— Вот, просили передать.
— Кто просил?
— А мужичок, помните, у Ямного пристал. Низенький такой.
— Помню. А сам он не мог?
— Сам он, поди, уже из Воронежа выехал. Сгрузил свой ящик рядом с тем, нашим, где картины, дал мне лист, передай, мол, московскому чекисту, как повезешь его на квартиру.
Ага. Это он так намекает, что пора в «Бристоль» отправляться. А в листке что?
Он развернул.
'Александр Александрович, я ведь не зря годил, не спешил увидеться. Смотрел, не под стать ли Вы своему коллеге, тоже прибывшему из московского уголовного сыска и первым делом повесившему мужика на воронежском рынке.
Вижу — нет, и потому коллегу вашего Вам же возвращаю. Делайте с ним, что хотите. Он жив, только глубоко спит. Подобный метод применяют кое-где в нашей губернии в голодные годы: опоят человека специальной водицей, уж не знаю, как лучше назвать ее — живой или мертвой, вернее всего — ни живой, ни мертвой, — и в погреб, где присыпят знаменитым черноземом, ну, и навозца для тепла подбросят. Так до поздней весны и лежат, пока крапива да лебеда не вырастут. Корни лопуха тоже едят.

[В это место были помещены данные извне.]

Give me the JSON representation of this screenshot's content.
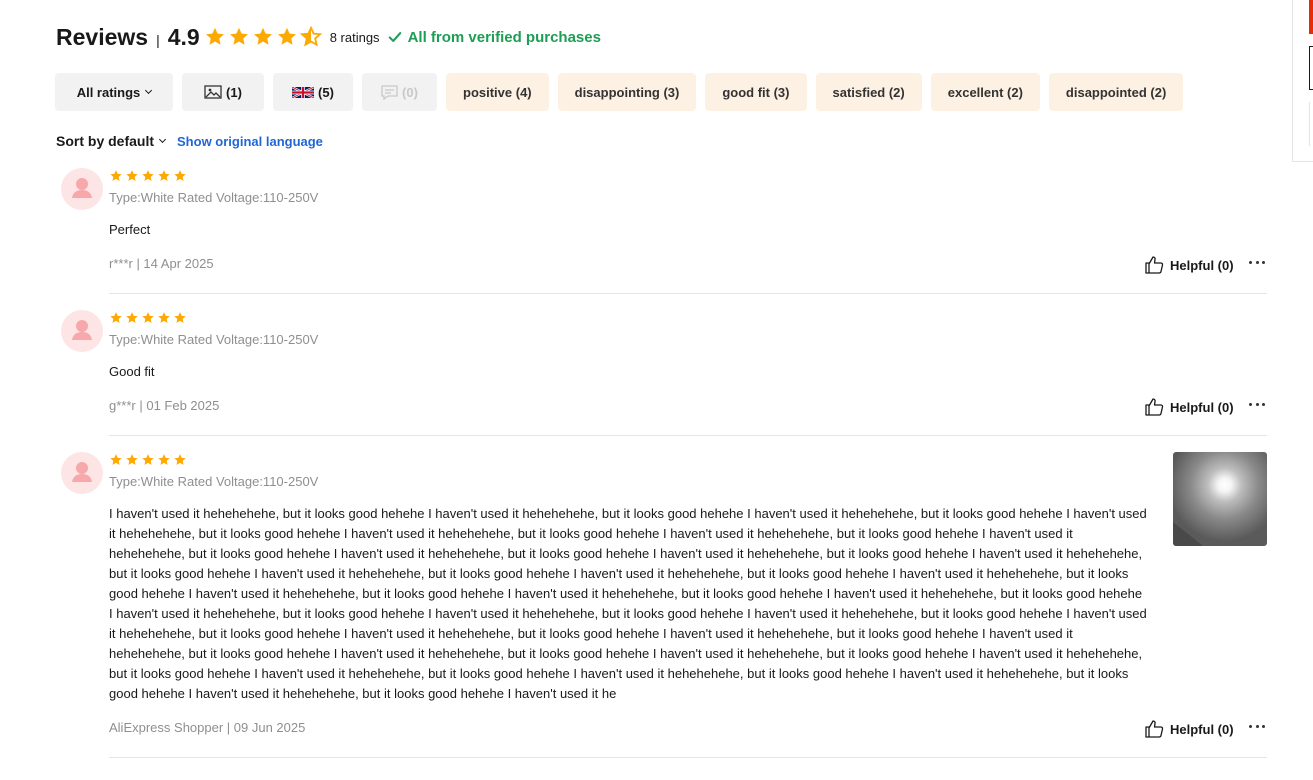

Оживить вашего московского сослуживца просто: очистите его от земли, положите в прохладное, но не морозное место, а главное — чтобы света было побольше, и он за день придет в себя. Не совсем в себя — сознание впредь будет с провалами в памяти, и рассудок как при олигофрении в стадии умеренной дебильности, но мало ли подобных людей на Святой Руси?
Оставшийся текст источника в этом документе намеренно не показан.